[Numpy-discussion] Efficient way of binning points and, applying functions to these groups

Thu Dec 27 02:25:48 EST 2012

Thanks Ralf!

this module looks great in fact. I didn't know it existed, and in fact 
It is only available in Scipy 0.11.0 (had to install from source since 
an Ubuntu 12.04 bin is not available). Too bad that the User-defined 
function only accepts one single array. If that function should take 
more input you need to rely on a trick to basically duplicate the input 
coordinates and concatenate the input arrays you need.

But apart from the fact that the programme looks much cleaner now, I 
just tested it and it is rather SLOW in fact.

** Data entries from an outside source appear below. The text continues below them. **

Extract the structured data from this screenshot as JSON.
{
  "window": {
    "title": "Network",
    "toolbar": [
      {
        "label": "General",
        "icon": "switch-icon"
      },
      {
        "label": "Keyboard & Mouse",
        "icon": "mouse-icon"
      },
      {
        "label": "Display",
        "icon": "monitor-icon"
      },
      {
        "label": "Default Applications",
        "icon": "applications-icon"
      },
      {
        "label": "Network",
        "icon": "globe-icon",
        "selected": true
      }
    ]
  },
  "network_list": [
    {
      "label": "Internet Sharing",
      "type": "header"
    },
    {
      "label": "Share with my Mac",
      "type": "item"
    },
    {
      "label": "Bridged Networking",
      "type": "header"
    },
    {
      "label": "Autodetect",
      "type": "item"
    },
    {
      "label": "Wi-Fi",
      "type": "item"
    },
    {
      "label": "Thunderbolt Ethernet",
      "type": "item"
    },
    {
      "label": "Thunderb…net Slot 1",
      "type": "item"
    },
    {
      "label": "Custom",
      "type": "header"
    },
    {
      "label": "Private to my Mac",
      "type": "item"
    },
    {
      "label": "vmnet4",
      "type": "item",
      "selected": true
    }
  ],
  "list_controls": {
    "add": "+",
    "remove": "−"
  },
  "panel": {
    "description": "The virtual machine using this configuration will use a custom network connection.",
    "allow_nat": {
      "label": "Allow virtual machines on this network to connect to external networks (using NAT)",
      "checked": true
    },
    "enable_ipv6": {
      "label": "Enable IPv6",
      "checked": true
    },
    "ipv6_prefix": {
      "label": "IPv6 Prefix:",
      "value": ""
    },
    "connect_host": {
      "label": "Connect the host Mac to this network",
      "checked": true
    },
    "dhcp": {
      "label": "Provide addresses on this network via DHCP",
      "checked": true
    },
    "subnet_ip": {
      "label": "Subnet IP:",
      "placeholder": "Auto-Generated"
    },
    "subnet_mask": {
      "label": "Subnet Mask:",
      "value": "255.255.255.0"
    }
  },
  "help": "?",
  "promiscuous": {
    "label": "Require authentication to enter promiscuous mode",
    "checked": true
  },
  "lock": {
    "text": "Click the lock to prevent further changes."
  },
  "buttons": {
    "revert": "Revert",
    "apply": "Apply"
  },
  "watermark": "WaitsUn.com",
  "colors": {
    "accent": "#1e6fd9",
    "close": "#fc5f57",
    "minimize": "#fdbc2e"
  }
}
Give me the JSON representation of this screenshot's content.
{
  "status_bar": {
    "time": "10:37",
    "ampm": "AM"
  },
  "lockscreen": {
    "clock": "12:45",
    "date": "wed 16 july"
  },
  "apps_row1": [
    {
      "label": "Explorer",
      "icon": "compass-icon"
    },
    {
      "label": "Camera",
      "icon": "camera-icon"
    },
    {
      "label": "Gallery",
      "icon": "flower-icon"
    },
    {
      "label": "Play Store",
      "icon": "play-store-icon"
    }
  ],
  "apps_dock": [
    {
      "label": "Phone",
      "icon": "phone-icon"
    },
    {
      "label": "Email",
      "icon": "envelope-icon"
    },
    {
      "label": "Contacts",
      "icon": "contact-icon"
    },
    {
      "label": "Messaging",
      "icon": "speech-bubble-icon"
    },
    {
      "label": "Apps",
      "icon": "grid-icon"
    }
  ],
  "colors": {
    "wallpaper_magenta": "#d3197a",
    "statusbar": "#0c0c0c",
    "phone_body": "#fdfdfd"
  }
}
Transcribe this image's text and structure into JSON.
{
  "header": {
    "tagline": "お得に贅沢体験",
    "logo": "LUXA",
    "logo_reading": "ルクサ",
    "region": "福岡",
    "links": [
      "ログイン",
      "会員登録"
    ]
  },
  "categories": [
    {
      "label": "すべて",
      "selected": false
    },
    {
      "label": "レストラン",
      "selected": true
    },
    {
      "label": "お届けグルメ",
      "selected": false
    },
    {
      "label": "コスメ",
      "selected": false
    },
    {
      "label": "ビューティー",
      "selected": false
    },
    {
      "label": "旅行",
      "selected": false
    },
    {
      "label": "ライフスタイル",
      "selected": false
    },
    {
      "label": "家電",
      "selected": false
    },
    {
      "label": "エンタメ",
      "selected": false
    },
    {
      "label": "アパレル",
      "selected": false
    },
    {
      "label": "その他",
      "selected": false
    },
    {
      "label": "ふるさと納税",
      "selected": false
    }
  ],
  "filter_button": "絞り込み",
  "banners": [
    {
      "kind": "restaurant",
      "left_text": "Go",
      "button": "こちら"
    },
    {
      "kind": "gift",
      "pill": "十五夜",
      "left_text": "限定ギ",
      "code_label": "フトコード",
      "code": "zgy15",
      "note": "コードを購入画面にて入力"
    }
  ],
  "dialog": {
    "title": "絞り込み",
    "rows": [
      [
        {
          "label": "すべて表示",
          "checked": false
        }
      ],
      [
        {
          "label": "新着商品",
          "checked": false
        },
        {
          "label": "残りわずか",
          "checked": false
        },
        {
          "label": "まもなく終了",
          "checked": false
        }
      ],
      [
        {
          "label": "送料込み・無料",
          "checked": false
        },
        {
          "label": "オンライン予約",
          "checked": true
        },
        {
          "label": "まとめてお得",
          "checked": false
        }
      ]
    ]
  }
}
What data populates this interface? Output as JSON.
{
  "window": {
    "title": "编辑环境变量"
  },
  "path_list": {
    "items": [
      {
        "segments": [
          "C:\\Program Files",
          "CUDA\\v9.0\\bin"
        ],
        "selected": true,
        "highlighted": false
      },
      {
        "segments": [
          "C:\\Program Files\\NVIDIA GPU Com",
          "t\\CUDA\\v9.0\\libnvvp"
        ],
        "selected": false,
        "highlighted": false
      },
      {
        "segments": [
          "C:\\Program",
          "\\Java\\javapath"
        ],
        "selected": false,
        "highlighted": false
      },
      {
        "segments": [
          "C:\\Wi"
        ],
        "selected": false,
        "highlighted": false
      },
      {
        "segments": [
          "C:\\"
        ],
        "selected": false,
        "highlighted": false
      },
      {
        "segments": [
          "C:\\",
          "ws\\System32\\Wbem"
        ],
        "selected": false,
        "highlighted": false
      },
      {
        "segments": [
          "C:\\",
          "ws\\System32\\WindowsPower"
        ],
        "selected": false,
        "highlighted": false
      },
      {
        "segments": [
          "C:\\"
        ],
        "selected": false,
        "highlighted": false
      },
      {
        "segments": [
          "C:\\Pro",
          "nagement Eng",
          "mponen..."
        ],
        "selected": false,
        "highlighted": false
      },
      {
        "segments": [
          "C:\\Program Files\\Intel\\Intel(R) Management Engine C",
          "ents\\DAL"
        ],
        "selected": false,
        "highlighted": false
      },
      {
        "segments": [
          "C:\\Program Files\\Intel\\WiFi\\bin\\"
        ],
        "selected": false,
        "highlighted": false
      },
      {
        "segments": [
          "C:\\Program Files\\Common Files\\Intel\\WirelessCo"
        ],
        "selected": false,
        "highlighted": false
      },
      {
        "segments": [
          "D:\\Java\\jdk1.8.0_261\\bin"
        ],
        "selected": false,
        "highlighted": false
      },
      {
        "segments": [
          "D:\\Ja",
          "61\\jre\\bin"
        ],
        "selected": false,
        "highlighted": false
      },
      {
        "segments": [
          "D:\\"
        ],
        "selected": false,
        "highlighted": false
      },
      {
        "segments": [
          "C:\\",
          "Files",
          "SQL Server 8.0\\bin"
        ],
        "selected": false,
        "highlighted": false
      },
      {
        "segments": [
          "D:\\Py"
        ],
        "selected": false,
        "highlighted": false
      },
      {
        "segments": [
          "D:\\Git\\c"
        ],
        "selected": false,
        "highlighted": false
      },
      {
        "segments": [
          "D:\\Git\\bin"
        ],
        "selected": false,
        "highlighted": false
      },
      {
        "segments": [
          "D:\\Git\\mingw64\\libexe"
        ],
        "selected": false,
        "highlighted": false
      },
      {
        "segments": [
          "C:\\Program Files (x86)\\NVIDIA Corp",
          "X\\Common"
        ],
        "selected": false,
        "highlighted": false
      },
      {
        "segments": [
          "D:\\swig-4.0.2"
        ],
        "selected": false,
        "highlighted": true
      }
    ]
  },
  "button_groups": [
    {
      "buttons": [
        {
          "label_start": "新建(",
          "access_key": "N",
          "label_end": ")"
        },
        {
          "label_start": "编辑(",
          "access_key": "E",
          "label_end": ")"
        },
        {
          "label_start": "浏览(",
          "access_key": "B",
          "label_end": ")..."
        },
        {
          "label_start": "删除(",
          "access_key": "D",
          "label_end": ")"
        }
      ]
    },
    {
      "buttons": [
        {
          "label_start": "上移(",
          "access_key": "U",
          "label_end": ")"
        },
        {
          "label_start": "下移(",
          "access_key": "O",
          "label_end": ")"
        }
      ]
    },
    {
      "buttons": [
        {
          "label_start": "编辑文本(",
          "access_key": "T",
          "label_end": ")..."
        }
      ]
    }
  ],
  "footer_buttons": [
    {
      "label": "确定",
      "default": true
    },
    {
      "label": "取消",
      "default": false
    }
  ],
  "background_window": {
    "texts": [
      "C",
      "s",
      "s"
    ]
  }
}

Since I have to repeat this 2 or 3 times (I have in fact 3 functions to 
apply), it takes about 20 seconds for a full test, while with the 
changes I made (see below) it takes now 3 seconds or so [I am talking 
about the real code, not the example I give below].

So I managed to speed up things a bit by doing two things:
- keeping the first loop but replacing the second one with a loop ONLY 
on bins which contains the right number of points
- and more importantly not addressing the full array at each loop 
iteration but first selecting the right points (to reduce the size).

So something as shown below.

it is still a factor of 2 slower than the idl routine and I have no clue 
why. I will analyse it further. The idl routine has similar loops etc, 
so there is no reason for this.

if anybody has an idea .... THANKS (using cython is a bit too much on my 
side - being a low-profile python developer. As for numba, will have a look)

and thanks again for your help!

Eric

=======================================================
import numpy as np
x = np.random.random(1000)
y = np.random.random(1000)
data = np.random.random(1000)

# I have now a 2D grid given by let's say 10x10 grid points:
nx = 11
ny = 21
lx = linspace(0,1,nx)
ly = linspace(0,1,ny)
gx, gy = np.meshgrid(lx, ly)

# So my set of 2D bins are (not needed in the solution I present but
just for clarity)
bins = np.dstack((gx.ravel(), gy.ravel()))[0]

# Now I want to have the list of points in each bin and
# if the number of points in that bin is larger than 10, apply (dummy)
function func1 (see below)
# If less than 10, apply (dummy) function func2 so (dum?)
# if 0, do nothing
# for two dummy functions like (for example):
def func1(x) : return x.mean()
def func2(x) : return x.std()

h = histogram2d(x, y, bins=[lx, ly])[0]
digitX = np.digitize(x, lx)
digitY = np.digitize(y, ly)

# create the output array, with -999 values to make sure I see which ones are not filled in
result = np.zeros_like(h) - 999

for i in range(nx-1) :
     selX = (digitX == i+1)
     dataX = data[selX]
     selH10 = np.where(h > 10)
     selH0 = np.where((h > 0) & (h <= 10))
     for j in selH10 :
          selectionofpoints = (digitY == j+1)
          result[i,j] = func1(data[selectionofpoints])
     for j in selH0 :
          selectionofpoints = (digitY == j+1)
          result[i,j] = func2(data[selectionofpoints])

> Hi!
>
> I am looking for an efficient way of doing some simple binning of points
> and then applying some functions to points within each bin.
>
That's exactly what scipy.stats.binned_statistic does:
http://docs.scipy.org/doc/scipy-dev/reference/generated/scipy.stats.binned_statistic.html

binned_statistic uses np.digitize as well, but I'm not sure that in your
code below digitize is the bottleneck - the nested for-loop looks like the
more likely suspect.

Ralf